The tremendous progress that has been made in last decade within the field of molecular profiling have led to the discovery of novel, promising biomarkers as uPA, uPAR and recently PSCA which may be one of most promising biomarkers for molecular staging of prostate cancer especially after standardization of its RT-PCR methodology. However, multiple studies aiming to detect PCa specific biomarkers within peripheral blood mononuclear cells are also ongoing and some promising results in this field are to be expected, Some of the extensively studied, some of the conventional and promising PCa biomarkers are shown in Table 2. In conclusion, the gain of technical improvements in the field of molecular biology during last decades led to new breakthroughs in PCa biomarkers and although results already seem promising so far, there are still major steps to be made. Finally, it is becoming clear that panels of biomarkers, or molecular signatures are far more powerful than single or small combinations of biomarkers.
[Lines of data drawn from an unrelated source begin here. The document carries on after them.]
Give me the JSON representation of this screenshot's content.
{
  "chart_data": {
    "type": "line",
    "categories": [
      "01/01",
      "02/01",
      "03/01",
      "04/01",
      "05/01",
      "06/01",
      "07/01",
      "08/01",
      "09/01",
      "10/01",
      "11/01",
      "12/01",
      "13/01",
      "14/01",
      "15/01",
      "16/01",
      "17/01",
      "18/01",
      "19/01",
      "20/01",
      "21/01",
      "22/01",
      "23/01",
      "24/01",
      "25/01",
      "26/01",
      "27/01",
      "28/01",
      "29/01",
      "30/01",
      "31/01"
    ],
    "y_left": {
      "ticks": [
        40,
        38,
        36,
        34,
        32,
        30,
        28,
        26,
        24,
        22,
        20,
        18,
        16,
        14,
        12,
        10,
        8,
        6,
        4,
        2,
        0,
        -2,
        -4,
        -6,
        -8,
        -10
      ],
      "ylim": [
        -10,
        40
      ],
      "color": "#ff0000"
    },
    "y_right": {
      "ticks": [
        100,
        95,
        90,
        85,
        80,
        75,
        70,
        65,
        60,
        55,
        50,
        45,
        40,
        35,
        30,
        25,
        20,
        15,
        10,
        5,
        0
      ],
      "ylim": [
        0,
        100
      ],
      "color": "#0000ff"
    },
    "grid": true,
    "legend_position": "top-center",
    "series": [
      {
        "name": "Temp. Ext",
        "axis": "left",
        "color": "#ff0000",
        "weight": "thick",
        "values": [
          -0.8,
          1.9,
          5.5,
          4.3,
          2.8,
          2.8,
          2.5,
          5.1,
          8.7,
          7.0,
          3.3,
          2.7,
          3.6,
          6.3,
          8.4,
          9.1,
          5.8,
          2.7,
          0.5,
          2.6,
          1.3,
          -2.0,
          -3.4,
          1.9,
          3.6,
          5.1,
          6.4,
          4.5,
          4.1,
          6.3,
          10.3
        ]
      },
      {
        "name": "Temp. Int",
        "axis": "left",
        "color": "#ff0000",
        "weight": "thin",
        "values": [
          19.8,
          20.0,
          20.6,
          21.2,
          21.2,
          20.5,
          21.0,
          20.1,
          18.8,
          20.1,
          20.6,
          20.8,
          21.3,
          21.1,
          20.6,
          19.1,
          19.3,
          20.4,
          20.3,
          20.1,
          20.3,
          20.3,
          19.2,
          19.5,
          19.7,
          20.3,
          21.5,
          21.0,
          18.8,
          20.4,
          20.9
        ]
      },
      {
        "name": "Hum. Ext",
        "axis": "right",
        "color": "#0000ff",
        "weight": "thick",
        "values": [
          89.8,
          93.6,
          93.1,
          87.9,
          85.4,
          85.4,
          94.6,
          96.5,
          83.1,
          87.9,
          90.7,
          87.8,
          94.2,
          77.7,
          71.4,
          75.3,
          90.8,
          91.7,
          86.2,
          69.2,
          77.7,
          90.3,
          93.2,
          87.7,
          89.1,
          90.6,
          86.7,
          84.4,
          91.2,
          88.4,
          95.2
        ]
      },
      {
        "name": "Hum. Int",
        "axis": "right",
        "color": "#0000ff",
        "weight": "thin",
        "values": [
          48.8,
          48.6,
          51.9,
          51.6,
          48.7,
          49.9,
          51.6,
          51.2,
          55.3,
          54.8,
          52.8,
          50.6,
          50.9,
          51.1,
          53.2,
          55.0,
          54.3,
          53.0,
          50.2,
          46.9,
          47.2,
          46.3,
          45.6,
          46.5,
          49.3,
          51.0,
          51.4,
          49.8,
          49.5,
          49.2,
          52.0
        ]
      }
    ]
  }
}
|PSA*||Kallikrein-related peptidase 3 Secreted serine protease||Screening/ Diagnostic||Blood||[14,72]|
|PSA density,Velocity,doubling time||Kinetic characterization of PSA||Diagnostic/prognostic/predictor of recurrence?||Blood||[21,22]|
|Isoforms and cleavage forms of PSA||Diagnostic with better diagnostic performance||Blood||[29,30]|
|Phi*||Score formula = [-2]proPSA/free PSA) × √PSA||Diagnostic||Blood||[33,34]|
|PCA3*||Non coding mRNA, highly up-regulated in PCa||Diagnostic (indicator for repeat biopsy)||Urine /tissue||[41,73]|
|uPA, uPAR||Precursor for serine protease and its receptor for degradation of extra cellular matrix||Prognostic (increased uPA and uPAR
in PCa patients with bone metastasis)
|PSCA||Membrane glycoprotein. Specific production in the prostate and possible target for therapy
|Prognostic (correlated with higher Gleason score, higher stage,
and the presence of metastasis)
|Tissue / blood||[62,74]|
Table 2: Some conventional and promising PCa biomarkers.
Both authors declare that they have no conflicting interests in relation to this manuscript.